Une inquiétude supplémentaire à imputer au changement climatique
Les eaux les plus riches en plancton se trouvent dans les zones d’upwelling. La circulation océanique reparaît en surface, remontant avec elles les minéraux coulés par le fond. La migration verticale des nutriments, essentielle à la vie du plancton, s’opère par convection dans les autres régions océaniques. Mais il semblerait qu’en se réchauffant depuis un siècle (+1°C en moyenne), les océans tendent à se stratifier par couches, bloquant ainsi la remontée des aliments vers la surface.
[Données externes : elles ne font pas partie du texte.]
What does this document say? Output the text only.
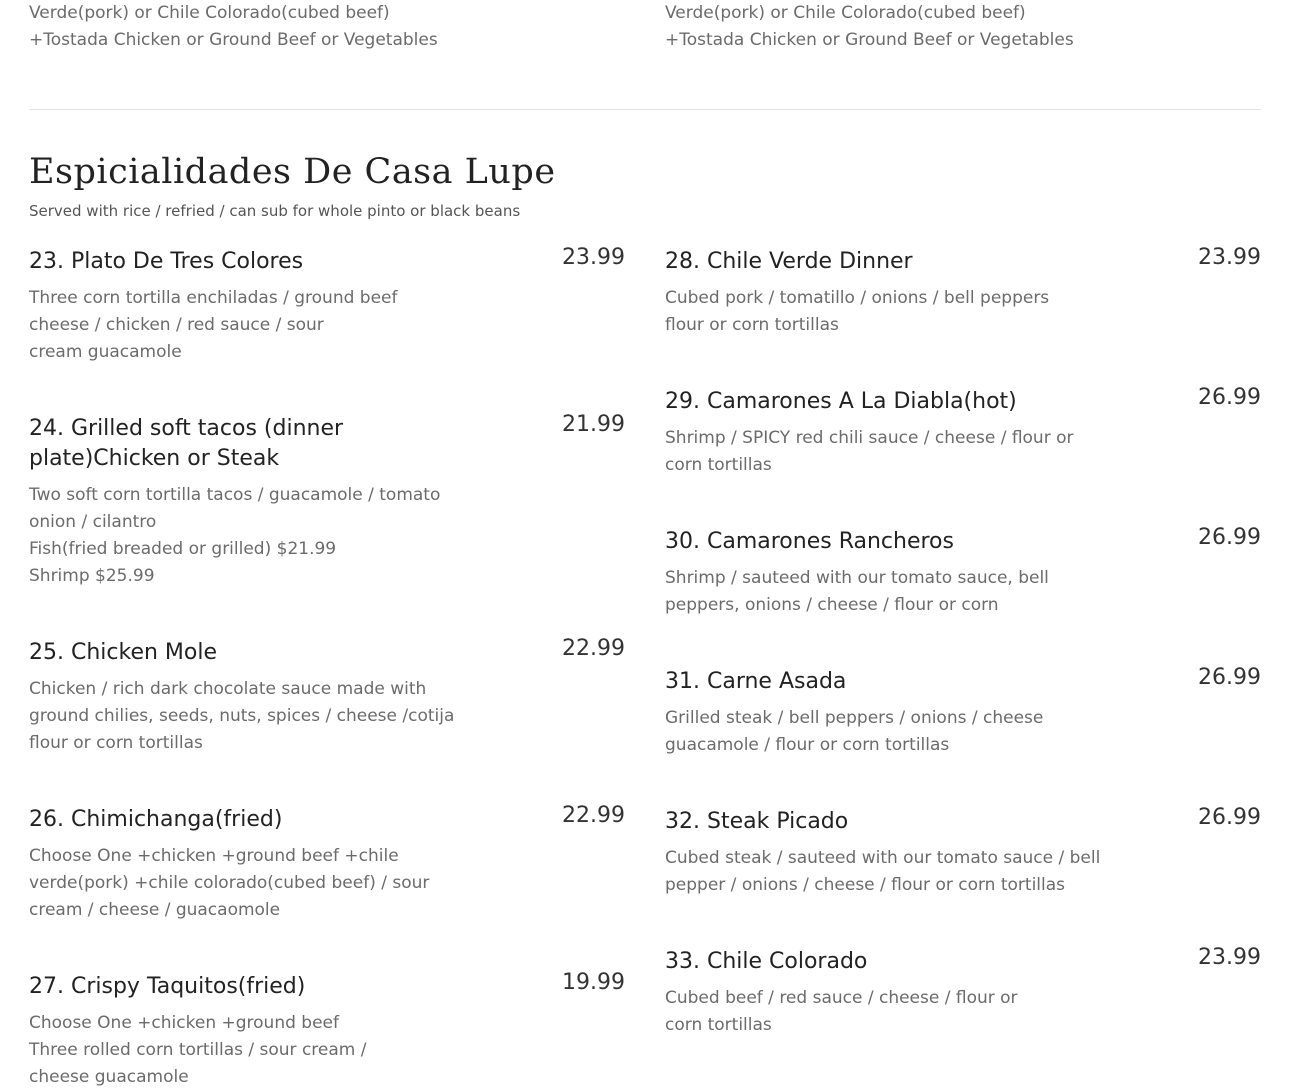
Verde(pork) or Chile Colorado(cubed beef)
+Tostada Chicken or Ground Beef or Vegetables
Verde(pork) or Chile Colorado(cubed beef)
+Tostada Chicken or Ground Beef or Vegetables
Espicialidades De Casa Lupe
Served with rice / refried / can sub for whole pinto or black beans
23. Plato De Tres Colores	23.99
Three corn tortilla enchiladas / ground beef
cheese / chicken / red sauce / sour
cream guacamole
24. Grilled soft tacos (dinner plate)Chicken or Steak
21.99
Two soft corn tortilla tacos / guacamole / tomato
onion / cilantro
Fish(fried breaded or grilled) $21.99
Shrimp $25.99
25. Chicken Mole	22.99
Chicken / rich dark chocolate sauce made with
ground chilies, seeds, nuts, spices / cheese /cotija
flour or corn tortillas
26. Chimichanga(fried)	22.99
Choose One +chicken +ground beef +chile
verde(pork) +chile colorado(cubed beef) / sour
cream / cheese / guacaomole
27. Crispy Taquitos(fried)	19.99
Choose One +chicken +ground beef
Three rolled corn tortillas / sour cream /
cheese guacamole
28. Chile Verde Dinner	23.99
Cubed pork / tomatillo / onions / bell peppers
flour or corn tortillas
29. Camarones A La Diabla(hot)	26.99
Shrimp / SPICY red chili sauce / cheese / flour or
corn tortillas
30. Camarones Rancheros	26.99
Shrimp / sauteed with our tomato sauce, bell
peppers, onions / cheese / flour or corn
31. Carne Asada	26.99
Grilled steak / bell peppers / onions / cheese
guacamole / flour or corn tortillas
32. Steak Picado	26.99
Cubed steak / sauteed with our tomato sauce / bell
pepper / onions / cheese / flour or corn tortillas
33. Chile Colorado	23.99
Cubed beef / red sauce / cheese / flour or
corn tortillas
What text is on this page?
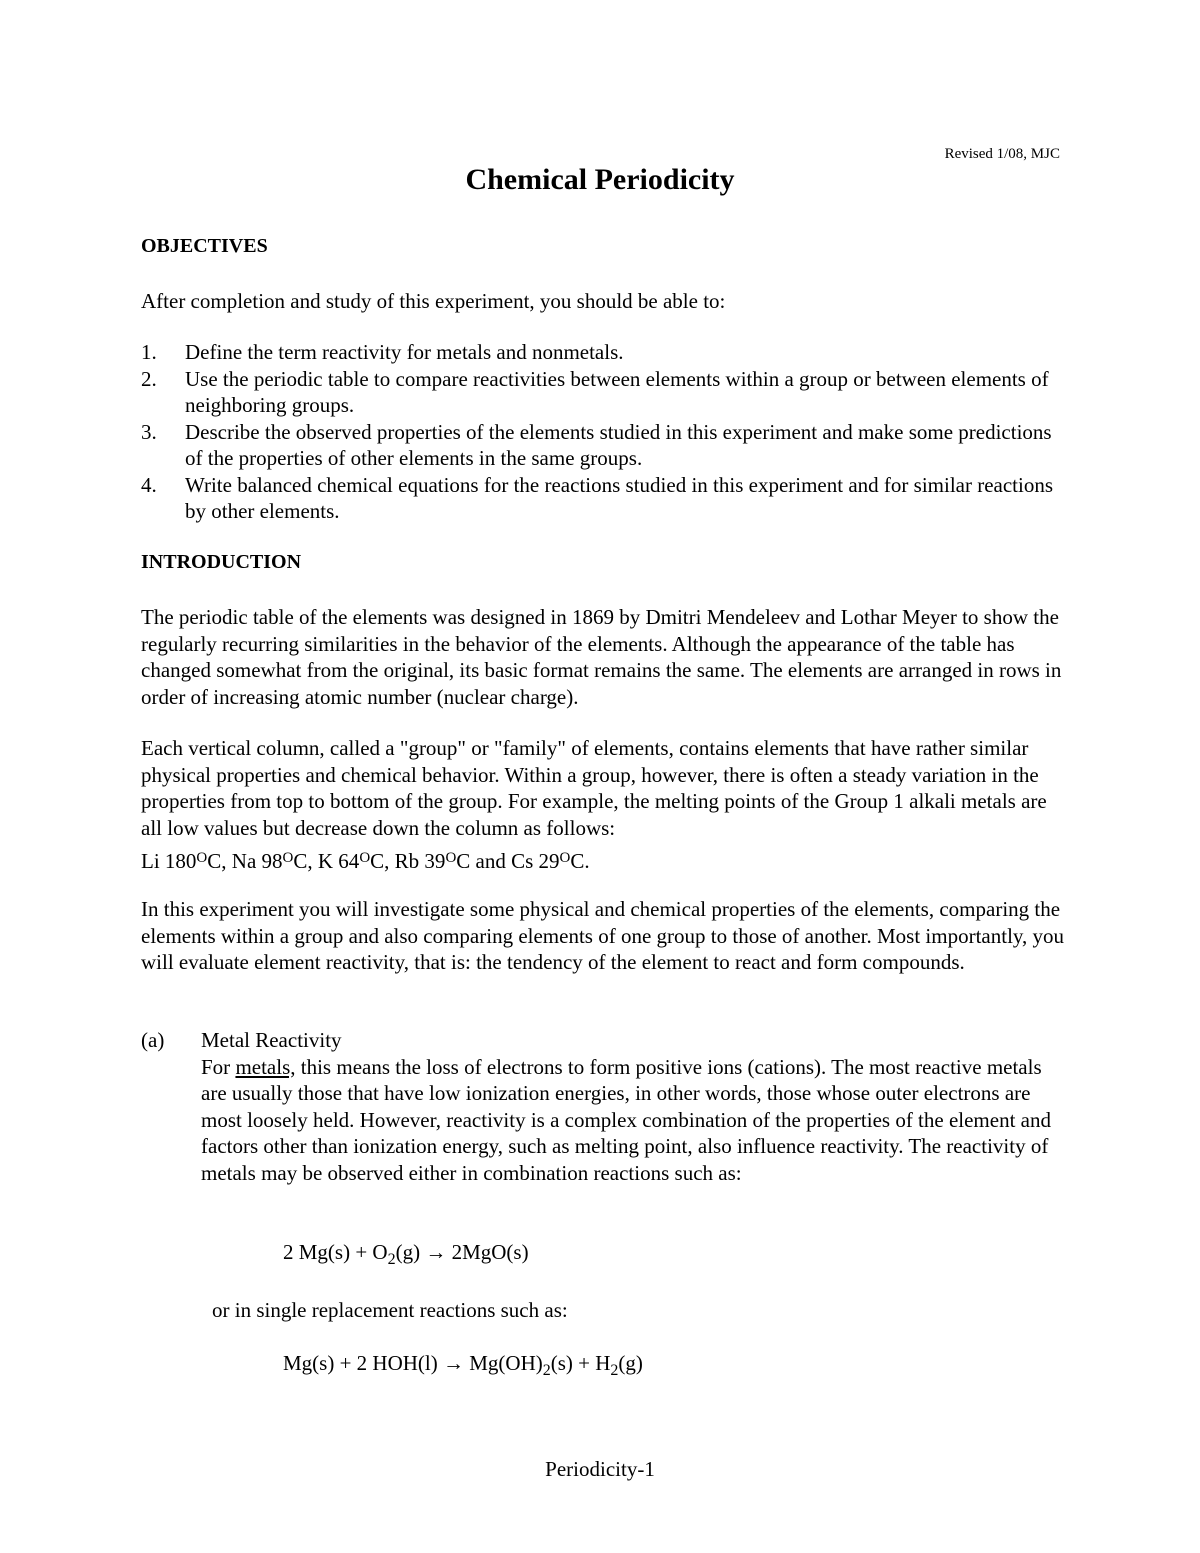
Revised 1/08, MJC
Chemical Periodicity
OBJECTIVES
After completion and study of this experiment, you should be able to:
1.	Define the term reactivity for metals and nonmetals.
2.	Use the periodic table to compare reactivities between elements within a group or between elements of neighboring groups.
3.	Describe the observed properties of the elements studied in this experiment and make some predictions of the properties of other elements in the same groups.
4.	Write balanced chemical equations for the reactions studied in this experiment and for similar reactions by other elements.
INTRODUCTION
The periodic table of the elements was designed in 1869 by Dmitri Mendeleev and Lothar Meyer to show the regularly recurring similarities in the behavior of the elements. Although the appearance of the table has changed somewhat from the original, its basic format remains the same. The elements are arranged in rows in order of increasing atomic number (nuclear charge).
Each vertical column, called a "group" or "family" of elements, contains elements that have rather similar physical properties and chemical behavior. Within a group, however, there is often a steady variation in the properties from top to bottom of the group. For example, the melting points of the Group 1 alkali metals are all low values but decrease down the column as follows:
Li $180^OC$, Na $98^OC$, K $64^OC$, Rb $39^OC$ and Cs $29^OC$.
In this experiment you will investigate some physical and chemical properties of the elements, comparing the elements within a group and also comparing elements of one group to those of another. Most importantly, you will evaluate element reactivity, that is: the tendency of the element to react and form compounds.
(a)	Metal Reactivity
For metals, this means the loss of electrons to form positive ions (cations). The most reactive metals are usually those that have low ionization energies, in other words, those whose outer electrons are most loosely held. However, reactivity is a complex combination of the properties of the element and factors other than ionization energy, such as melting point, also influence reactivity. The reactivity of metals may be observed either in combination reactions such as:
2 $Mg(s) + O_2(g) \to 2MgO(s)$
or in single replacement reactions such as:
Mg(s) + 2 $HOH(l) \to Mg(OH)_2(s) + H_2(g)$
Periodicity-1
D’autre part, le bond de la teneur atmosphérique en CO2 favorise la dissolution de ce gaz sous forme d’acide carbonique, diminuant de facto le pH de l’océan. Ces conditions plus acides rendent plus difficile la création du squelette calcaire qu’on retrouve chez de nombreux zooplanctons mais aussi phytoplanctons. Une étude publiée dans la prestigieuse revue Nature en 2010 prit tout le monde de court à l’époque : d’après ses auteurs canadiens le phytoplancton disparaîtrait de 1% par an et 40% de sa biomasse se serait déjà envolée depuis 1950.